ULAŞTIRMA BAKANI ERSAN SANER: Genç bir isim olarak siyasette gelecek vaat etti, olmadı. Yıllardır ‘geri kalmış’ UBP zihniyetini ‘genç’ nesil olarak devam etmekte kararlı oldu. Bakanlık makamı için geçmişte verdiği sözleri unuttu, ‘makam’ uğruna sözünden döndü. El ele havadayken Ahmet Kaşif ile eli ertesi gün İrsen Küçük’ün yanına sığındı. Ercan Havaalanı’nın özelleşmesine imza attı. Tarihe ismi kara kalemle yazıldı. Milli havayolunu batıran Ulaştırma Bakanı olarak tarihe geçti, yeni havayolu iddiasıyla gündemi meşgul etti. Hatta “Yeni havayolu Mart’ta uçacak” sözü ile hafızalara kazındı. Adı geçen “Mart” ayı henüz gelmedi (!)
EKONOMİ BAKANI SUNAT ATUN: İlk ‘Hacı’ bakan olarak Kıbrıs Türk tarihine geçti. AK Parti’ye şirin görünmek adına ‘dini bütün’ oldu. KIB-TEK’in özelleştirilmesi için özel bir çaba içerisinde… Diğer yandan AKSA ile ‘yakın maddi ve manevi’ ilişkileri sorgulanmakta. O da bir gecede siyasi fikirlerini değişti. Ahmet Kaşif’in yanında çıktığı yolu İrsen Küçük’ün yanında sonlandırdı. Bunun karşılığında hem makamını korudu, hem de çeşitli çevrelerle olan ‘ilişkisini’ geliştirdi.
EĞİTİM BAKANI MUTLU ATASAYAN: Pasif kaldı. Ne suya ne sabuna dokundu. Meclis’e gitti, geldi. ‘Bir bakanlık da ben alayım’ diye bekledi. Sonunda da aldı.
TARIM BAKANI ALİ ÇETİN AMCAOĞLU: Ne hayvancı ne çiftçiyi memnun etti. Tarımı çöküşe uğrattı. İcraatları değil verdiği yıkımlarla adından sıkça söz ettirdi. İrsen Küçük’ün en büyük destekçisi oldu.

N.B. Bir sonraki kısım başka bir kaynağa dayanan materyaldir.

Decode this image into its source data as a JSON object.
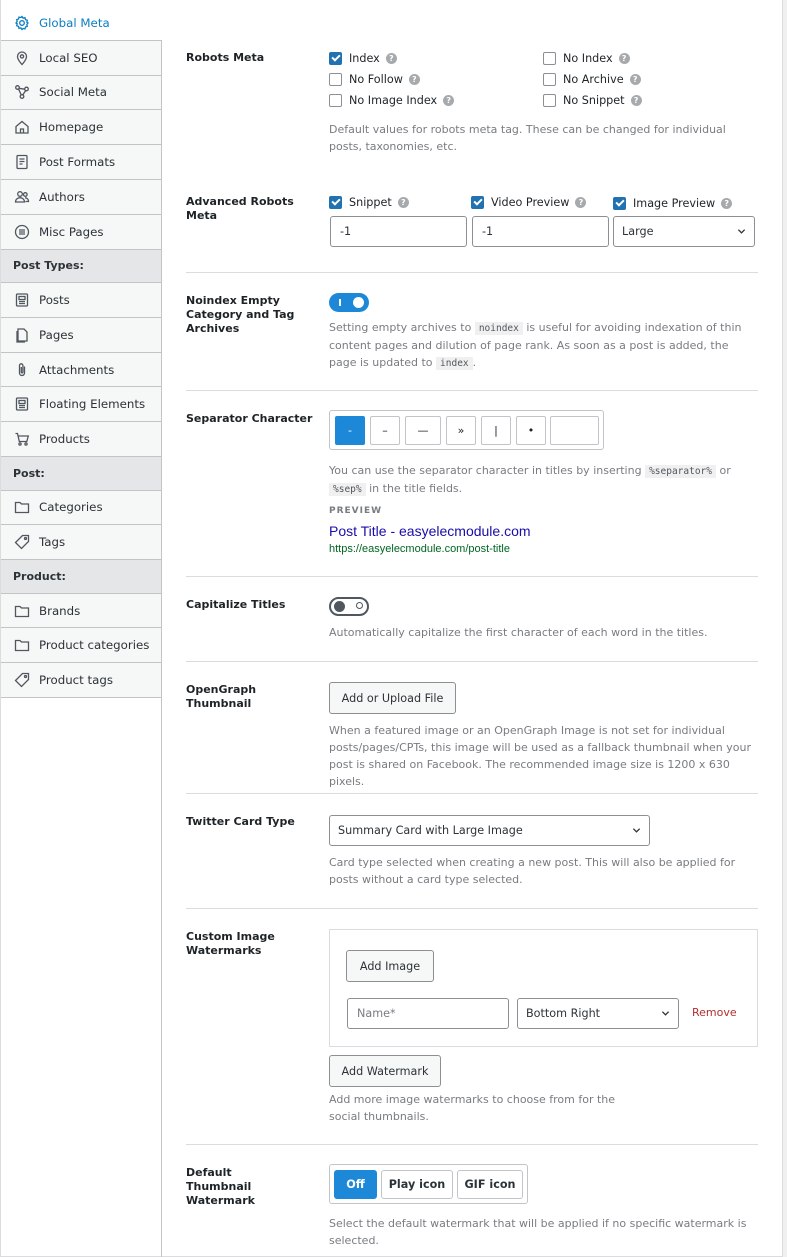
{
  "sidebar": {
    "items": [
      {
        "label": "Global Meta",
        "icon": "gear-icon"
      },
      {
        "label": "Local SEO",
        "icon": "map-pin-icon"
      },
      {
        "label": "Social Meta",
        "icon": "share-icon"
      },
      {
        "label": "Homepage",
        "icon": "home-icon"
      },
      {
        "label": "Post Formats",
        "icon": "document-icon"
      },
      {
        "label": "Authors",
        "icon": "users-icon"
      },
      {
        "label": "Misc Pages",
        "icon": "list-circle-icon"
      }
    ],
    "group_post_types": "Post Types:",
    "post_types": [
      {
        "label": "Posts",
        "icon": "post-icon"
      },
      {
        "label": "Pages",
        "icon": "page-icon"
      },
      {
        "label": "Attachments",
        "icon": "paperclip-icon"
      },
      {
        "label": "Floating Elements",
        "icon": "post-icon"
      },
      {
        "label": "Products",
        "icon": "cart-icon"
      }
    ],
    "group_post": "Post:",
    "post": [
      {
        "label": "Categories",
        "icon": "folder-icon"
      },
      {
        "label": "Tags",
        "icon": "tag-icon"
      }
    ],
    "group_product": "Product:",
    "product": [
      {
        "label": "Brands",
        "icon": "folder-icon"
      },
      {
        "label": "Product categories",
        "icon": "folder-icon"
      },
      {
        "label": "Product tags",
        "icon": "tag-icon"
      }
    ]
  },
  "robots": {
    "label": "Robots Meta",
    "options": [
      {
        "label": "Index",
        "checked": true
      },
      {
        "label": "No Index",
        "checked": false
      },
      {
        "label": "No Follow",
        "checked": false
      },
      {
        "label": "No Archive",
        "checked": false
      },
      {
        "label": "No Image Index",
        "checked": false
      },
      {
        "label": "No Snippet",
        "checked": false
      }
    ],
    "desc": "Default values for robots meta tag. These can be changed for individual posts, taxonomies, etc."
  },
  "advanced": {
    "label": "Advanced Robots Meta",
    "snippet": "Snippet",
    "video": "Video Preview",
    "image": "Image Preview",
    "snippet_value": "-1",
    "video_value": "-1",
    "image_value": "Large"
  },
  "noindex": {
    "label": "Noindex Empty Category and Tag Archives",
    "desc1": "Setting empty archives to",
    "code1": "noindex",
    "desc2": "is useful for avoiding indexation of thin content pages and dilution of page rank. As soon as a post is added, the page is updated to",
    "code2": "index",
    "desc3": "."
  },
  "separator": {
    "label": "Separator Character",
    "options": [
      "-",
      "–",
      "—",
      "»",
      "|",
      "•",
      ""
    ],
    "desc1": "You can use the separator character in titles by inserting",
    "code1": "%separator%",
    "or": "or",
    "code2": "%sep%",
    "desc2": "in the title fields.",
    "preview_label": "PREVIEW",
    "preview_title": "Post Title - easyelecmodule.com",
    "preview_url": "https://easyelecmodule.com/post-title"
  },
  "capitalize": {
    "label": "Capitalize Titles",
    "desc": "Automatically capitalize the first character of each word in the titles."
  },
  "opengraph": {
    "label": "OpenGraph Thumbnail",
    "button": "Add or Upload File",
    "desc": "When a featured image or an OpenGraph Image is not set for individual posts/pages/CPTs, this image will be used as a fallback thumbnail when your post is shared on Facebook. The recommended image size is 1200 x 630 pixels."
  },
  "twitter": {
    "label": "Twitter Card Type",
    "value": "Summary Card with Large Image",
    "desc": "Card type selected when creating a new post. This will also be applied for posts without a card type selected."
  },
  "watermarks": {
    "label": "Custom Image Watermarks",
    "add_image": "Add Image",
    "name_placeholder": "Name*",
    "position": "Bottom Right",
    "remove": "Remove",
    "add_watermark": "Add Watermark",
    "desc": "Add more image watermarks to choose from for the social thumbnails."
  },
  "default_watermark": {
    "label": "Default Thumbnail Watermark",
    "options": [
      "Off",
      "Play icon",
      "GIF icon"
    ],
    "desc": "Select the default watermark that will be applied if no specific watermark is selected."
  }
}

ÇALIŞMA BAKANI ŞERİFE ÜNVERDİ: Gülin Küçük ile olan ‘dostluğu’, ‘gezmesi’, ‘çanta’ olayı bakanlığının önünde durdu. Kaçak yaşamla mücadelede sınıfta kaldı, ‘usulsüz’ uygulamalarla ismi anıldı. Yanında ne müdür ne müsteşar barındırdı. Kaçak yaşama bilerek göz yumduğu iddia edildi, bu iddiaları yalanlamadı.
SAĞLIK BAKANI ERTUĞRUL HASİPOĞLU: DP’den seçime girip kazanan, ‘bakanlık’ için UBP’ye transfer olan bir isim… İstediğini elde etti, Küçük’e bağımlılığını bildirdi.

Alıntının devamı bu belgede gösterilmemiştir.